SE-0243: Codepoint and Character Literals

There is no reason whatsoever to introduce new literal syntax for this; String’s UTF-8 view already provides a succint and highly efficient way to represent ASCII byte sequences.

let needle = “PNG89a”.utf8
// needle is a sequence of bytes corresponding to the 
// UTF-8 encoding of “PNG89a”. For ASCII strings,
// this is exactly the same as their 7-bit ASCII encoding 
// zero-extended to 8-bit bytes.

If the standard library doesn’t provide convenient enough APIs to match such byte sequences, then that can and should be remedied by introducing new APIs in stdlib. Inventing new syntax won’t help.

(The fact that this also works for non-ASCII characters still seems like a great feature to me. UTF-8 is the new ASCII.)

We do not have a similarly succinct syntax to express individual bytes between 0 and 127 by their corresponding ASCII character. If this is an important usecase, then Unicode scalar literal syntax would give us that by allowing ’a’.ascii. (Character is on the wrong abstraction level for this; its asciiValue property is broken.)

Support for other legacy encodings (ISO 8859-x, EBCDIC variants, etc.) can be provided by external packages, by simply defining similar properties on Unicode.Scalar. These would work just as nicely as .ascii.

let hello = “I’m an ASCII bytestring”.utf8

Is this unsafe or unreadable? Why?

Yes, it is unsafe. The reason why is located immediately after the I.

3 Likes

Great point. I’ve been typing most of my posts directly into a poor web emulation of a text editor, not a code editor. Most of my apostrophes and quotes have been converted to the proper punctuation marks for English text.

There is no need for any additional compile-time checks, though: my code above (and throughout this discussion) already won’t compile because it uses English left and right quotation marks, not the ASCII approximation that Swift requires for String literals.

(Note how the corruption exhibited in these forum posts is not related to Unicode normalization. It’s the browser trying to be helpful and work around the limitations of my keyboard, which has a fewer keys than English text requires.)

If such corruption is likely enough in practical contexts to deserve special treatment, then there is a wide spectrum of possible approaches to detect it. Adding dedicated language syntax for ASCII literals to protect against these seems like severe overreaction to me; the same practical effect can be achieved by runtime checks, possibly combined with special-cased warning diagnostics.

1 Like

If the problem were just limited to generating arrays of ASCII characters, I might agree with you, but as i said in my other post, there are a lot of other use cases that .utf8 doesn’t solve. I also don’t think new syntax should be the cost we need to be worried about,, I’m a lot more concerned with potential solutions like “literal-bound 'a'.ascii, which overload existing syntax with new semantics.

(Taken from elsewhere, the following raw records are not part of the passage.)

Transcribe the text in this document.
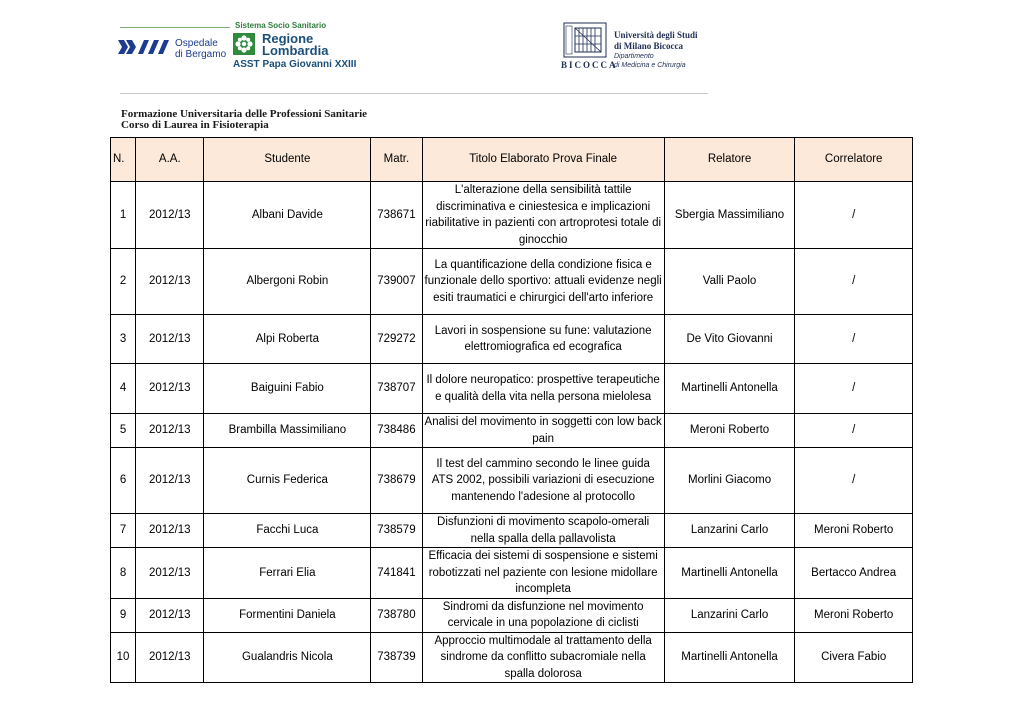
Sistema Socio Sanitario
Ospedale
di Bergamo
Regione
Lombardia
ASST Papa Giovanni XXIII	BICOCCA
Università degli Studi
di Milano Bicocca
Dipartimento
di Medicina e Chirurgia
Formazione Universitaria delle Professioni Sanitarie
Corso di Laurea in Fisioterapia
N.	A.A.	Studente	Matr.	Titolo Elaborato Prova Finale	Relatore	Correlatore
1	2012/13	Albani Davide	738671	L'alterazione della sensibilità tattile discriminativa e ciniestesica e implicazioni riabilitative in pazienti con artroprotesi totale di ginocchio	Sbergia Massimiliano	/
2	2012/13	Albergoni Robin	739007	La quantificazione della condizione fisica e funzionale dello sportivo: attuali evidenze negli esiti traumatici e chirurgici dell'arto inferiore	Valli Paolo	/
3	2012/13	Alpi Roberta	729272	Lavori in sospensione su fune: valutazione elettromiografica ed ecografica	De Vito Giovanni	/
4	2012/13	Baiguini Fabio	738707	Il dolore neuropatico: prospettive terapeutiche e qualità della vita nella persona mielolesa	Martinelli Antonella	/
5	2012/13	Brambilla Massimiliano	738486	Analisi del movimento in soggetti con low back pain	Meroni Roberto	/
6	2012/13	Curnis Federica	738679	Il test del cammino secondo le linee guida ATS 2002, possibili variazioni di esecuzione mantenendo l'adesione al protocollo	Morlini Giacomo	/
7	2012/13	Facchi Luca	738579	Disfunzioni di movimento scapolo-omerali nella spalla della pallavolista	Lanzarini Carlo	Meroni Roberto
8	2012/13	Ferrari Elia	741841	Efficacia dei sistemi di sospensione e sistemi robotizzati nel paziente con lesione midollare incompleta	Martinelli Antonella	Bertacco Andrea
9	2012/13	Formentini Daniela	738780	Sindromi da disfunzione nel movimento cervicale in una popolazione di ciclisti	Lanzarini Carlo	Meroni Roberto
10	2012/13	Gualandris Nicola	738739	Approccio multimodale al trattamento della sindrome da conflitto subacromiale nella spalla dolorosa	Martinelli Antonella	Civera Fabio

These are really useful! I really don't see your point, though -- String.utf8 (and Unicode.Scalar.ascii) seem to provide perfectly elegant, safe and efficient solutions to all of them:

// storing a bytestring value
static var liga = "liga".utf8
// storing an ASCII scalar to mixed utf8-ASCII text
var xml: [UInt8] = ...
xml.append('/'.ascii)
xml.append('>'.ascii)
// ASCII range operations 
let current: UnsafePointer<UInt8> = ...
if 'a'.ascii ... 'z'.ascii ~= current.pointee {
    ...
}
// ASCII arithmetic operations 
let year: ArraySlice<UInt8> = ...
var value: Int = 0
for digit: UInt8 in year {
    guard '0'.ascii ... '9'.ascii ~= digit else {
        ...
    }
    value *= 10
    value += Int(digit - '0'.ascii)
}
// reading an ASCII scalar from mixed utf8-ASCII text 
let xml: [UInt8] = ... 
if let i: Int = xml.firstIndex(of: '<'.ascii) {
    ...
}
// matching ASCII signatures 
let c: UnsafeRawBufferPointer = ...
if c.starts(with: "PLTE".utf8) {
    ...
}

Note: I took the liberty of replacing Int8 above with UInt8. As far as I know, Int8 data typically comes from C APIs imported as CChar, which is a truly terrible type: it's documented to be either UInt8 or Int8, depending on the platform. Any code that doesn't immediately and explicitly rebind C strings to UInt8 is arguably broken.

1 Like

I fully agree with this part; there is no need for any language feature beyond Unicode.Scalar literals. A regular .ascii property would work just fine.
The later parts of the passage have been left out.